Appending entries to ZIP files with TrueZIP 7.3

This post is a sneak preview of a new feature in TrueZIP 7.3: The ability to add ZIP entries to a ZIP file fast by appending them to its end rather than performing a full update. This feature is the equivalent to a multi-session disc (CD, DVD etc.) for ZIP files and can significantly improve the overall performance of a TrueZIP application.

Motivation

By default, TrueZIP is configured to produce the smallest possible archive files. This is achieved by applying the following strategy:

  1. Select the maximum compression ratio in the archive drivers.
  2. Perform an archive update (see below) upon any of the following events:
    • An existing archive entry is going to get overwritten with new contents, or
    • an existing archive entry is going to get updated with new meta data.

This strategy applies an archive update whenever required to avoid the writing of redundant archive entry contents or meta data to the resulting archive file. An archive update is basically a copy operation where all archive entries which haven’t been written yet get copied from the input archive file to the output archive file.

However, while this strategy produces the smallest possible archive files, it may yield bad performance if the number and contents of the archive entries to create or update are pretty small compared to the total size of the resulting archive file: When an archive update is performed, the overall amount of I/O data is in the order of O(n * se = sa) in big O notation, where n is the total number of archive entries, se is the average size of these archive entries - including content and meta data - and sa is the total size of the resulting archive file.

How To Append Entries To ZIP Files

Therefore, as of TrueZIP 7.3, you can change this strategy by setting the FsOutputOption.GROW output option preference when writing archive entry contents or updating their meta data.

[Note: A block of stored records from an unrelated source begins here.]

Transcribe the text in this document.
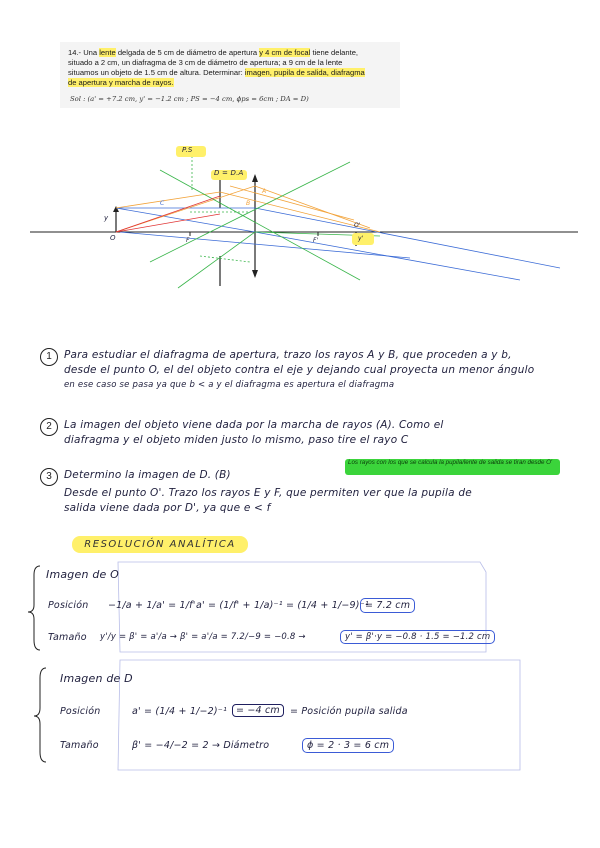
14.- Una lente delgada de 5 cm de diámetro de apertura y 4 cm de focal tiene delante,
situado a 2 cm, un diafragma de 3 cm de diámetro de apertura; a 9 cm de la lente
situamos un objeto de 1.5 cm de altura. Determinar: imagen, pupila de salida, diafragma
de apertura y marcha de rayos.
Sol : (a' = +7.2 cm, y' = −1.2 cm ; PS = −4 cm, ϕps = 6cm ; DA = D)
P.S
D = D.A
O
y
F	F'
O'
A
B
C
y'
1	Para estudiar el diafragma de apertura, trazo los rayos A y B, que proceden a y b,
desde el punto O, el del objeto contra el eje y dejando cual proyecta un menor ángulo
en ese caso se pasa ya que b < a y el diafragma es apertura el diafragma
2	La imagen del objeto viene dada por la marcha de rayos (A). Como el
diafragma y el objeto miden justo lo mismo, paso tire el rayo C
3	Determino la imagen de D. (B)
Los rayos con los que se calcula la pupila/lente de salida se tiran desde O'
Desde el punto O'. Trazo los rayos E y F, que permiten ver que la pupila de
salida viene dada por D', ya que e < f
RESOLUCIÓN ANALÍTICA
Imagen de O
Posición −1/a + 1/a' = 1/f' a' = (1/f' + 1/a)⁻¹ = (1/4 + 1/−9)⁻¹
= 7.2 cm
Tamaño y'/y = β' = a'/a → β' = a'/a = 7.2/−9 = −0.8 →	y' = β'·y = −0.8 · 1.5 = −1.2 cm
Imagen de D
Posición	a' = (1/4 + 1/−2)⁻¹ = −4 cm	= Posición pupila salida
Tamaño	β' = −4/−2 = 2 → Diámetro	ϕ = 2 · 3 = 6 cm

When set, this output option preference allows archive files to grow by appending new or updated archive entries to their end and inhibiting archive update operations.

You can set this output option preference in the global configuration as follows:

class MyApplication extends TApplication {

    @Override
    protected void setup() {
        // This should obtain the global configuration.
        TConfig config = TConfig.get();
        // Set FsOutputOption.GROW for appending-to rather than reassembling an
        // archive file.
        config.setOutputPreferences(
                config.getOutputPreferences.set(FsOutputOption.GROW));
    }

    ...
}

Of course, you can also set this output option preference on a case-by-case basis as follows:

// We are going to append entry to archive.zip.
TFile file = new TFile(archive.zip/entry);

// First, push a new current configuration on the inheritable thread local
// stack.
TConfig config = TConfig.push();
try {
    // Set FsOutputOption.GROW for appending-to rather than reassembling an
    // archive file.
    config.setOutputPreferences(
            config.getOutputPreferences.set(FsOutputOption.GROW));

    // Now use the current configuration and append the entry to the archive
    // file even if it's already present.
    TFileOutputStream out = new TFileOutputStream(file);
    try {
        // Do some output here.
        ...
    } finally {
        out.close();
    }
} finally {
    // Pop the current configuration off the inheritable thread local stack.
    config.close();
}

Archive Driver Support

Note that it’s specific to the archive file system driver if this output option preference is supported or not. If it’s not supported, then it gets silently ignored, thereby falling back to the default strategy of performing an archive update whenever required to avoid writing redundant archive entry data. Currently, the situation is like this:

  • The drivers of the module TrueZIP Driver ZIP fully support this output option preference, so it’s available for EAR, JAR, WAR etc.
  • The drivers of the module TrueZIP Driver ZIP.RAES only support redundant archive entry contents and meta data. You cannot append to an existing ZIP.RAES file.
  • The drivers of the module TrueZIP Driver TAR only support redundant archive entry contents. You cannot append to an existing TAR file.

Performance Considerations

Returning to the performance discussion from above, lets assume that an application updates u of the n existing archive entries with new contents. Again, the average entry size including contents and meta data is se. Now with FsOutputOption.GROW set, the overall amount of I/O data is just in the order of O(u * se + n) rather than O(n * se = sa). The additional O(... + n) results from reading the central directory at the end of the ZIP file and appending an updated version to its end again. As you can see, the total size of the archive file sa has been erased from the formula, which is a major performance increase if u is significantly smaller than n.

Following are some corner cases where it might not be very reasonable to use the GROW preference:

  1. If u = 0, then there is no update to the archive file at all, so using the GROW preference makes no difference.
  2. If u ~ n, e.g. by updating all archive entries, then the result is O(u * se + n) ~ O(n * se + n) = O(sa + n), which is a minor performance decrease because of writing the updated central directory. It also results in about double the size of the archive file because almost every archive entry is now duplicated. The latter may be irrelevant if n is small.
  3. If se is very small, e.g. by writing empty archive entries, then the result is O(u * se + n) ~ O(u + n). The resulting archive file might contain more archive entry meta data than content, especially because of the updated central directory.